I had been neglecting my sketchbook so I got out my dip pen and did a bunch of sketches. The best of the bunch is this cartoon of my husband. I found a picture that I had taken of him more than ten years ago and took a few liberties with it. I applied an indigo watercolor wash because coolness of the color seemed to match his expression.
It felt so good to just let go and not worry about the outcome or even finishing the thing. Coming back to my sketchbook is a lot like coming home after a long trip spent in too many hotel rooms.
I just realized how close we are to the end of the year. I was looking back at the drawings I made this year and came across this sketch I did back in January. I posted it on Flickr but never posted it here. I wonder why, since I like this sketch quite a bit.
When I first finished it, I was just pleased that I had managed to make the hand look plausible. But over time, I really came to enjoy the expression that emerged here. I think it’s a little more wistful than the reference I used.
This is 8″x8″ and sketched with an Ebony pencil. I think these are the best overall sketch pencils if you want to draw loose and let yourself go. It’s a nice fat pencil that feels good in your hand. You can get a good range of tone with just the one pencil. I used to buy them by the handfuls.
It’s been a while since I’ve worked on my Everyday Matters challenges, but on one of our walks I saw an opportunity to do one. I saw this 1954 GMC flatbed truck. I remembered that drawing a truck was on the list and this was a lovely truck to draw. It’s not really very rusty and appears to be in good condition. I’m definitely going back soon to do a more detail drawing and then try applying color.
It was so nice to have a chance to recharge a little. My husband had himself a little “staycation” and we hung out and had fun around town. What he liked best was sitting in the sun and taking walks around town with me. He claimed he was practicing for his retirement. It’s nice that he knows how to relax because I can get pretty wound up about things sometimes.
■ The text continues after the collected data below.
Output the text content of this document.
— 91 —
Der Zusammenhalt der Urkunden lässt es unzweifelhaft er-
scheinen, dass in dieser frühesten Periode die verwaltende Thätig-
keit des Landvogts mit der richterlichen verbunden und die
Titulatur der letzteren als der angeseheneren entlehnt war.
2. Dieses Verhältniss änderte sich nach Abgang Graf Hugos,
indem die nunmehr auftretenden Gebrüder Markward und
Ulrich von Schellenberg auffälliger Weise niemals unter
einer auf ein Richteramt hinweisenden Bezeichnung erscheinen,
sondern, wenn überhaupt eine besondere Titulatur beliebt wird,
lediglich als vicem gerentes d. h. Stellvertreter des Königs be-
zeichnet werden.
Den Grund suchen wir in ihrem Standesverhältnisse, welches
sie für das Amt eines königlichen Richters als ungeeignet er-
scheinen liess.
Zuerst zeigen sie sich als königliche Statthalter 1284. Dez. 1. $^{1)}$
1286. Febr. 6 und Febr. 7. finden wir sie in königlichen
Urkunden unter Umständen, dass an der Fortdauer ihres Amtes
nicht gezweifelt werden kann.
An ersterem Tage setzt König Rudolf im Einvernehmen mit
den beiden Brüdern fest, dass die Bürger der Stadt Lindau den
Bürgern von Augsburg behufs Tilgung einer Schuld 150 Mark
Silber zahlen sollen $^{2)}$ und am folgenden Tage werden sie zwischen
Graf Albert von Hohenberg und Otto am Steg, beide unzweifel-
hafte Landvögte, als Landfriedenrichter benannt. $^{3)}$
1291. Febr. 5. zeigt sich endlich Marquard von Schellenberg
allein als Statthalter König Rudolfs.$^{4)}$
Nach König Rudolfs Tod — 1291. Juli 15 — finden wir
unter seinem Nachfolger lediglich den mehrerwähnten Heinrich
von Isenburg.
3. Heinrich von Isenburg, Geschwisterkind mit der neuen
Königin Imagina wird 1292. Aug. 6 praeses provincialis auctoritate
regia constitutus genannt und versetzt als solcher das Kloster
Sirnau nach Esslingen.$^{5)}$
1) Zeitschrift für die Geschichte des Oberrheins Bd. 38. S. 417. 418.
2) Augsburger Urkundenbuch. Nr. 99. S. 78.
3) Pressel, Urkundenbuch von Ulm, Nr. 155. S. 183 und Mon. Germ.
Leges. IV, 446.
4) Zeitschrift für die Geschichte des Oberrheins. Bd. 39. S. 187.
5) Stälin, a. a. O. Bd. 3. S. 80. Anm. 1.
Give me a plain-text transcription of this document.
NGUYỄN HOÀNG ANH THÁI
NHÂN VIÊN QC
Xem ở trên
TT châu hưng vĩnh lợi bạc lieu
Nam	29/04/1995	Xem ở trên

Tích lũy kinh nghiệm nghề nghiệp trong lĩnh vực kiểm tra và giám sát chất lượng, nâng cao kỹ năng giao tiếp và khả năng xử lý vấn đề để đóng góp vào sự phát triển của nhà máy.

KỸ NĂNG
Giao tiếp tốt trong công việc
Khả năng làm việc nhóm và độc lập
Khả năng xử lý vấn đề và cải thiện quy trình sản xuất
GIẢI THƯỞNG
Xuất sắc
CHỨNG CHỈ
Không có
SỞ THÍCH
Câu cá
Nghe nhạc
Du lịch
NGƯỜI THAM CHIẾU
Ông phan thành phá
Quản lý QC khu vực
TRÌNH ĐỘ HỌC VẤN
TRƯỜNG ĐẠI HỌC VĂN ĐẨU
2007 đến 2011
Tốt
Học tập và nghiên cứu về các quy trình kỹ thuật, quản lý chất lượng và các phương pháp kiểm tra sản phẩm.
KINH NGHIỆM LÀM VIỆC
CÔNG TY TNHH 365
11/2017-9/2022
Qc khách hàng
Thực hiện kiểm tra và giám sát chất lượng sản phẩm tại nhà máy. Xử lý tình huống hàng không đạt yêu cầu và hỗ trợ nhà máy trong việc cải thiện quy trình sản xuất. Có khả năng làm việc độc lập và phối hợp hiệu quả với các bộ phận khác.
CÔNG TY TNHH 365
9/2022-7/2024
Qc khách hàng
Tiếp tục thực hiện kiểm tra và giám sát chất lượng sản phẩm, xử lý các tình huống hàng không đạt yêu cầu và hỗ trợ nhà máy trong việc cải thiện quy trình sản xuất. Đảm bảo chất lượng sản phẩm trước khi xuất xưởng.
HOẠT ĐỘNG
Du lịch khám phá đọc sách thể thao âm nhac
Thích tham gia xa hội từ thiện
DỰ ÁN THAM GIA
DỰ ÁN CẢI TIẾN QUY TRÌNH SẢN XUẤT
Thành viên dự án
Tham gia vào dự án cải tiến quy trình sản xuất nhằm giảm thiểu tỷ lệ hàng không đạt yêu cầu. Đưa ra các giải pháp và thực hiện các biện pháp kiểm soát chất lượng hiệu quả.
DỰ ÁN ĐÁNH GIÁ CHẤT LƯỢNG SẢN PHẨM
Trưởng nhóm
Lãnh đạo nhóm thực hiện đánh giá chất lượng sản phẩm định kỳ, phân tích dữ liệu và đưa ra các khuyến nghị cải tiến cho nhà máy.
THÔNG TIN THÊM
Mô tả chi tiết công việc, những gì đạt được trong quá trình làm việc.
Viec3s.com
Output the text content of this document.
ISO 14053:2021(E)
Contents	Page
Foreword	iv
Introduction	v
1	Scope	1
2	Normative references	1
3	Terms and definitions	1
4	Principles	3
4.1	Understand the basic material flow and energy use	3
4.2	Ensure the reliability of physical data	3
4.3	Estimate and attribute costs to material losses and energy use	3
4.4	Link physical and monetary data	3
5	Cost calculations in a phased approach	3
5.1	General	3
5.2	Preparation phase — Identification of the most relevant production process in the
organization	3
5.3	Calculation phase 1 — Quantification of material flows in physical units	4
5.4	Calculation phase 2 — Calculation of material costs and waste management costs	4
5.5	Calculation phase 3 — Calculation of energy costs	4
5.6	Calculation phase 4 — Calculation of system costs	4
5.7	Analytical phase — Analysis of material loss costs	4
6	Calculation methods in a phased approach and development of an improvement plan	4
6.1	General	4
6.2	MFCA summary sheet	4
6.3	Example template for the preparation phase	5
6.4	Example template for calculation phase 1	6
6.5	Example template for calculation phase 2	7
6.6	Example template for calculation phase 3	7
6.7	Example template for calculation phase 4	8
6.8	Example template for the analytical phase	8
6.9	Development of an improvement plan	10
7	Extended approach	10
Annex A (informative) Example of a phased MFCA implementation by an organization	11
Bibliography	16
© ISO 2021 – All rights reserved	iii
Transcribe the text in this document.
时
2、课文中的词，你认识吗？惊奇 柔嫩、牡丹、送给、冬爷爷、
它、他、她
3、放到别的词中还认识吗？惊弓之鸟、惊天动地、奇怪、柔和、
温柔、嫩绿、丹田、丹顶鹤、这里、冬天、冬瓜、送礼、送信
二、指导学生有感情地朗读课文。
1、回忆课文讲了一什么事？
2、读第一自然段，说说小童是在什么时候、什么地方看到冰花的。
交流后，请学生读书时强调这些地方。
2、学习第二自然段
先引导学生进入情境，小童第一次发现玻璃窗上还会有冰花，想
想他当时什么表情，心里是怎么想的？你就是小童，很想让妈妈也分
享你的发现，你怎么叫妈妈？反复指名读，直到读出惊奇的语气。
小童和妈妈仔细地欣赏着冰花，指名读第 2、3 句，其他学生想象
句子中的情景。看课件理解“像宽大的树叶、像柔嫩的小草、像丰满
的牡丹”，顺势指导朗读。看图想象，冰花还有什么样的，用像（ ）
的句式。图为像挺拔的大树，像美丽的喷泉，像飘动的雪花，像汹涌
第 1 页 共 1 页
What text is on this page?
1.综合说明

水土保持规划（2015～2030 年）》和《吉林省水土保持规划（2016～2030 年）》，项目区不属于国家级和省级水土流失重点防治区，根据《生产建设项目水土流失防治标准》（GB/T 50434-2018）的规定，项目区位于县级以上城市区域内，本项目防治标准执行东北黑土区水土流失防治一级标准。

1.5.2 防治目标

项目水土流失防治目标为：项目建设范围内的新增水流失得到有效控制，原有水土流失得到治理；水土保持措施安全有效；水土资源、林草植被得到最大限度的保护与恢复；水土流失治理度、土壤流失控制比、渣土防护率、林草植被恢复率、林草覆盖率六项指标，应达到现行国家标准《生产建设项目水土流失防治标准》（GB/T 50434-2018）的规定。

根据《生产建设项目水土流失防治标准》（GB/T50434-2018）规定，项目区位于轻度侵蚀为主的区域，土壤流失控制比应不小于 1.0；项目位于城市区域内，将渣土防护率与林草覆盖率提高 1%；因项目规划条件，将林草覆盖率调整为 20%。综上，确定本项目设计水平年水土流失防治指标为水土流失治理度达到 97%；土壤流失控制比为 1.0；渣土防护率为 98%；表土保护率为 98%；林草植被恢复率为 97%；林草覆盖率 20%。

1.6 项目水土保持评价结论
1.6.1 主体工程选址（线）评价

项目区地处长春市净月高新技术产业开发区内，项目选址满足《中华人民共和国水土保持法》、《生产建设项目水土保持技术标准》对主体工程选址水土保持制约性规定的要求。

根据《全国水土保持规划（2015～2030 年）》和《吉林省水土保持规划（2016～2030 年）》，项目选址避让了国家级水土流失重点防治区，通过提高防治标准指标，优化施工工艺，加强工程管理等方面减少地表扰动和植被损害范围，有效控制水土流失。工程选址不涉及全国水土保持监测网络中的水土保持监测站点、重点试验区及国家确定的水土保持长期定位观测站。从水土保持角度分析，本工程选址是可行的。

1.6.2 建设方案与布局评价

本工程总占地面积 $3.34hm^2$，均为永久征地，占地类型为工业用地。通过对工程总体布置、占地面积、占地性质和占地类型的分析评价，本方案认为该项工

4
After weeks of drawing tiny faces on tiny cards it felt good to get loose and do some simple sketching. I was shocked at how well these feet sketches turned out. If I had carefully tried to draw these they wouldn’t have come close to looking this good.
According to the Flickr “interestingness” scale, this is the fifth most interesting picture in my photostream. I realized I haven’t posted it here. I did this way back in December 2007.
I really like this quick pencil sketch. I remember how much I enjoyed doing it. Looking back at this made me realize that I have really been trying too hard lately. I’ve been worrying too much about the result and not enjoying the process. Frankly, the fretting and fussing is really getting in my way.
I should loosen up and get back to having fun with this.
Maybe that doesn’t just apply to drawing. I’ll have to think about that…
UPDATE: I didn’t mention it, but it is indeed a sketch of John Cleese. I wish I could remember what I was sketching from. Oh well…
This must be the most unromantic and uninteresting subject under the sun. Well, one of them anyway. I think that is why I chose this Everyday Matters Challenge 126 – Draw a Sponge. I just needed to draw something that I didn’t care about.
For a whole week I have been going around looking at things and wondering whether or not I could draw them. Now I don’t know why I was doing this since I have proved to myself that generally if I sit down and focus I can draw most things. But for some reason I decided to sit and stew about it. It’s like I get drawing amnesia and suddenly I’m in remedial drawing sitting in the back of the class and staring out the window. Then my inner critic starts chastising me about not drawing. Grrrrrrrr.
Fortunately, the marvelous Sarah gave me the nudge I needed and I am back! Thanks Sarah!
What is this inside of us, this silent observer,
Severe and speechless critic, who can terrorize us,
And urge us on to futile activity,
And in the end, judge us still more severely,
For errors into which his own reproaches drove us?
I’ve been gone for a while, but I’ve had a wonderful week! Birthday celebrations (mine), guests from out of town and a general sense of well-being that comes from looking in the mirror and realizing that even though I’ve grown a year old, I still don’t have any crow’s feet. YES!!! Life is good. Now back to drawing.
I’m posting some drawings I’ve done last week of my husband Michael. I’ve decided that should work for EDM Challenge 42 – Draw Something That You are Thankful For. Well I am thankful for Michael, my best friend and all-around favorite person. I could go on for quite a bit about all the wonderful things about him. But I’ll skip all that mushy stuff. He knows why I like him so much and that is the important thing.
The drawing above is an attempt to work with watercolor pencils. It seems that everything I’ve been trying lately has been such a struggle for me. While I like the drawing, I don’t like the muddy look of the shadowed side of the face. I also know that I would much rather use a hot press paper than cold press. The texture of this paper was really unsuitable and I struggled mightily with it. But you don’t learn if you don’t try, right?
This is a quick sketch of Michael I did while we were sitting outside having coffee yesterday. I don’t know why I like this one so much. I think because I feel I really captured his characteristic squint/frown that he gets when he’s reading the paper. I used my sepia Pitt Artist pens and then colored it with watercolor pencils when I got home.